Sous la surface immaculée de l'Antarctique de l'Ouest, à des centaines de kilomètres de tout océan libre, repose un monde liquide autrefois insoupçonné. En faisant descendre une caméra dans un forage de plus de 500 mètres de profondeur à travers le courant glaciaire de Kamb, une équipe de chercheurs néo-zélandais a mis au jour une vaste caverne sous-glaciaire abritant un écosystème foisonnant. La découverte d'une nuée d'amphipodes, de petits crustacés évoluant dans l'obscurité totale, est une petite révolution :  ce milieu sous-glaciaire est loin d'être stérile, ce qui apporte de nouvelles pistes de recherche.

Cette expédition a été lancée suite aux observations du glaciologue Huw Horgan, chercheur à l'université Victoria de Wellington en 2022. Comme l'explique bien le rapport de ses recherches, c'est en étudiant des images satellitaires de la barrière de Ross que le scientifique a remarqué une "dépression linéaire" à la surface de la glace, suggérant la présence d'un estuaire ou d'une rivière s'écoulant sous la calotte.
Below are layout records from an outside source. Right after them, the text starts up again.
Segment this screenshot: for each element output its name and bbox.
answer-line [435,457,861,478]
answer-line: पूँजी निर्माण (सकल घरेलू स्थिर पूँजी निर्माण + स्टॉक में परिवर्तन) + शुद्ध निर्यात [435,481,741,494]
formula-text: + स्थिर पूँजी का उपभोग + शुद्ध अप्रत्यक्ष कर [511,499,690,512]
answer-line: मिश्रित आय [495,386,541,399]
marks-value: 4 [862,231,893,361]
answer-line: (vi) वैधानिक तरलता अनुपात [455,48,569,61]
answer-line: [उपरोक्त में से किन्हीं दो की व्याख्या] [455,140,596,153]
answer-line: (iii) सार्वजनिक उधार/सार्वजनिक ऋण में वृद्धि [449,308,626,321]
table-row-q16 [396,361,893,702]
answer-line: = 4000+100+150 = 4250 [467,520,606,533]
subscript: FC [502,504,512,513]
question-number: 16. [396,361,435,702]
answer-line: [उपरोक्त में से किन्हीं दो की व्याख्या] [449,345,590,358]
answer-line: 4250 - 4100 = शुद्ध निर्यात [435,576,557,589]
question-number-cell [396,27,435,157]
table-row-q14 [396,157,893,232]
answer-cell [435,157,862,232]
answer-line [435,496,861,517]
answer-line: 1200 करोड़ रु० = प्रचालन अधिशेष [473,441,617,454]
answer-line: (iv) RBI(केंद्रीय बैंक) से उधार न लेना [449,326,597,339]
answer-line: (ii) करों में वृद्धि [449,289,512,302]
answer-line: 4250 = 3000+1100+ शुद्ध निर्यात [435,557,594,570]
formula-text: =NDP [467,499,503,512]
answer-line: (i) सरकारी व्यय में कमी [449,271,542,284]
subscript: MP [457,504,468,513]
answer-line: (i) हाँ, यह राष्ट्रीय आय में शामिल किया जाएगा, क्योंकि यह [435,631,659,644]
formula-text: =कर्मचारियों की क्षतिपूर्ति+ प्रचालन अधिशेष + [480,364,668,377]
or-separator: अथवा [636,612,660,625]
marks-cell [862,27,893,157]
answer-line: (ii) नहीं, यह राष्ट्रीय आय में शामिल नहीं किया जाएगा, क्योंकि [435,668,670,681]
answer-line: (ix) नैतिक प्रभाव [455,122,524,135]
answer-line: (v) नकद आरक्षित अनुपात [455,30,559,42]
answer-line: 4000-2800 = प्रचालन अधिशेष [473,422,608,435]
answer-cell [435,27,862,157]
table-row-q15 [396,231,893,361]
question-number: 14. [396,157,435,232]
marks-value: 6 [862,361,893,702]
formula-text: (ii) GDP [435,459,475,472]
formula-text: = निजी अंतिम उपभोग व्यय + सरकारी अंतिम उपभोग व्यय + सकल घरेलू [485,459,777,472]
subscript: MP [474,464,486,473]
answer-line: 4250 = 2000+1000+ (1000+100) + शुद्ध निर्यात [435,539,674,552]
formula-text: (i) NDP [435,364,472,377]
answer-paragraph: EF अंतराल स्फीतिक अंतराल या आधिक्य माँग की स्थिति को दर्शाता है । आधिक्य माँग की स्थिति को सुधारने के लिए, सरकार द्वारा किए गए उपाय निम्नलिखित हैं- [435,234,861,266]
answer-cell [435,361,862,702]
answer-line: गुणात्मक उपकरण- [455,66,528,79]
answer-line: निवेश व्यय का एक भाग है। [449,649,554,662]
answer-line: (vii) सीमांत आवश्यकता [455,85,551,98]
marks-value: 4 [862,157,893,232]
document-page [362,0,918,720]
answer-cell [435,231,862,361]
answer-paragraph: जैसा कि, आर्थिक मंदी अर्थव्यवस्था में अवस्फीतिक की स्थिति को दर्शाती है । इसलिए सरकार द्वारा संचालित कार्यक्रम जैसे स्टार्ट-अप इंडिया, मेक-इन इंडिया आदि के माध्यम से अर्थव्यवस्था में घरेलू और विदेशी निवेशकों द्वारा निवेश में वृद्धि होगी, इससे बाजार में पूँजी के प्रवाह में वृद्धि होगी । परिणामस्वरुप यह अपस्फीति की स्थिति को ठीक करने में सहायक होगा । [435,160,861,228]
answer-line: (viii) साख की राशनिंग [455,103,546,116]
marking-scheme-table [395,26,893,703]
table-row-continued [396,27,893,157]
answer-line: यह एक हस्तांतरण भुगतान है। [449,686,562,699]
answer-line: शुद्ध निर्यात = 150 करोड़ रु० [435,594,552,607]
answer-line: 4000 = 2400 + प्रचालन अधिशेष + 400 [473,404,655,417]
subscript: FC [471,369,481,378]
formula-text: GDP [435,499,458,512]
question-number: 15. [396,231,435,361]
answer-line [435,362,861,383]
Afin de vérifier cette hypothèse, une équipe internationale sous l'égide du programme Antarctic Science Platform a mis en place une station de forage éphémère. À l'aide d'un jet d'eau chaude à haute pression, les ingénieurs ont creusé un puits étroit à travers un demi-kilomètre de glace pour atteindre la zone de jonction entre le glacier et l'océan.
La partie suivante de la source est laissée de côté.